US President Donald Trump has taken another step towards dismantling the climate change legacy of his predecessor by scrapping Barack Obama’s Clean Power Plan.

Obama’s flagship policy was intended to restrict carbon dioxide emissions and has been under attack from the Republican Party since it came into being in 2014.

Now, the head of the Environmental Protection Agency (EPA), Scott Pruitt, has signed an order to scrap the plan, in a bid to boost the country’s coal industry. But experts say that banks that have moved away from coal financing are unlikely to use this as an excuse to go back.

“I think they’ll give it consideration but at the end of the day I would be very sceptical that the rollback will have any long-term implications. The reality is the average wind or solar project is costing US$20 per MWh. Could you build a new coal plant for that price? No, it would cost you about US$50 per MWh for gas even,” Tim Buckley, director of energy finance studies at the Institute for Energy Economics and Financial Analysis, tells GTR.

He adds: “I can’t see why any US bank is going to turn on a dime and support the Trump plan knowing he might be gone in three years. He’s gone, and you won’t even have built the plant, you’re left with a 40-year stranded asset. It would be stupid.”

Over the last few years, a number of large banks have restricted their financing for the coal industry. Deutsche Bank earlier this year committed to ending financing of new coal mining and new coal-fired power plant construction. ING made a similar pledge, but much earlier. The likes of JP Morgan and the Bank of America Merrill Lynch made less sweeping commitments, but pledged to limit their credit exposure to coal.

Only ING responded to GTR’s request for fresh comment around whether the stance of the US government would shape their internal policy on coal. The bank says that on the contrary, it expects to accelerate its withdrawal from the sector.

“What we can do is adopt a core policy, but we can’t do it all by ourselves, we need government support as well. That’s why we’ve been for years calling for a strong climate accord. We have called for a price for carbon, an end to fossil fuel subsidy and for energy efficiency. We need that as a bank to enable us to incorporate risks into our risk models. We need to price carbon to incorporate carbon pricing into our risk models. We need companies to disclose their carbon footprints to understand the indirect effect we have on society through that carbon footprint,” says the bank’s head of business ethics, Arnaud Cohen Stuart.

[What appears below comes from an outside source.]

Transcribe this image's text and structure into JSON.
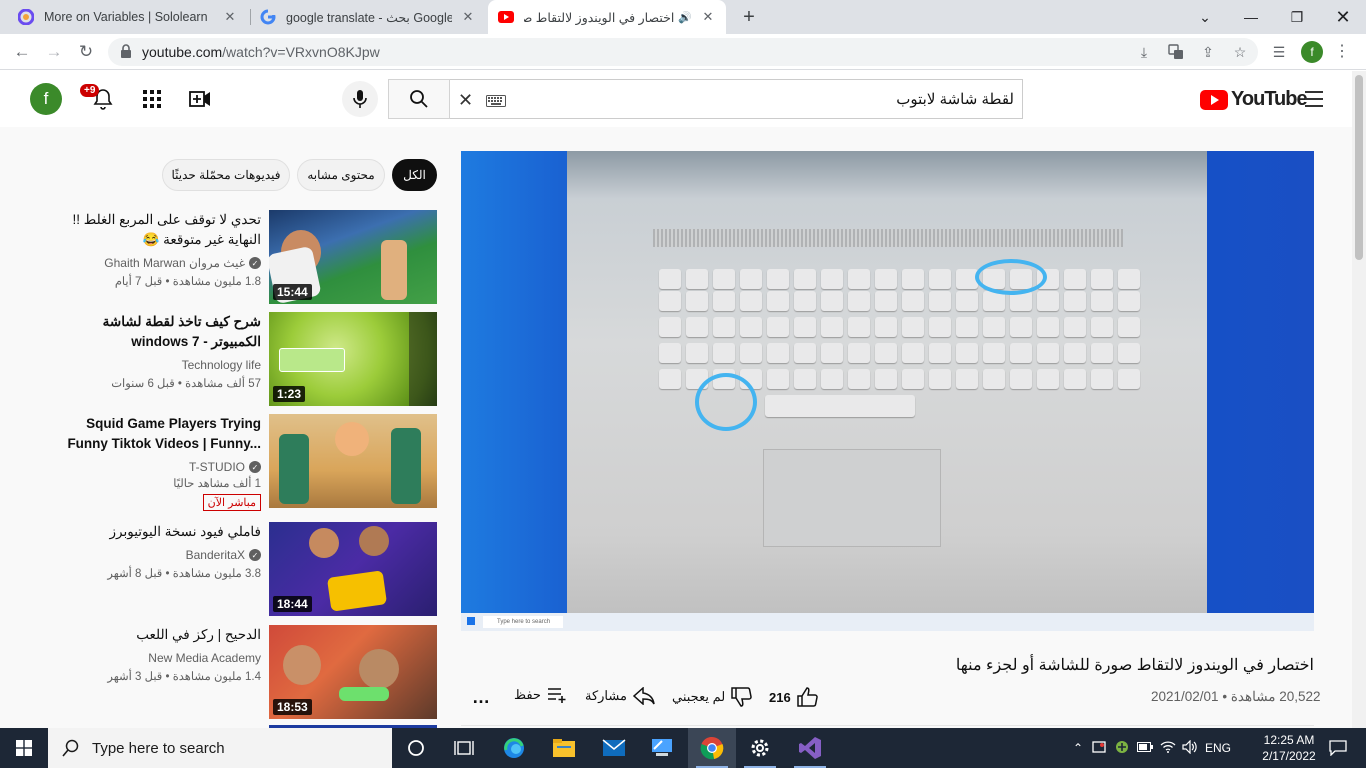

“Governments can have an important role to increase our leverage on the global agenda. There is a need for a strong accord and we support that. But at the same time we have to take our own responsibility. Regardless of what COP23 will look like, we feel that we don’t need to finance new thermal coal and we intend to accelerate decreasing our exposure,” he adds.

Trump’s bullish support of the US coal industry led to a 58% rise in coal exports over the first quarter of this year. This was also facilitated by a decline in coal production in China, which led to greater demand for US coal.

However, the boom is likely to be short term and anomalous in the long-term decline of coal. More countries are weaning themselves off burning carbon, while others, such as India, are consuming more of their own product at the expense of imports. The US fossil fuel industry, which funded and supported the Trump campaign vociferously, may be content with the short-term improvement but is acceptant of coal’s fate.

In a recent presentation for shareholders, the largest private sector coal company in the world, Peabody Energy, said that it expects 10GW of coal-fired plant retirements per year going forward.

“There’s huge scope for the utilisation rate of remaining coal-fired plants to go up to the extent power demand is there, but when you continue to see plant closures, your industry is in terminal decline. Demand has been flat for decades. You’re still seeing 20GW of renewables being built, a net 10GW of gas being built each year. Once you build renewables, there’s a zero margin cost of supply. It will always win the fight,” Buckley says.

However, for environmentalists, Trump’s disregard for the threats of climate change are concerning. In a year that the US and other parts of the world have been ravaged by storms and unprecedented heatwaves, he withdrew from the Paris Agreement and is now tearing up the domestic rulebook on climate policy.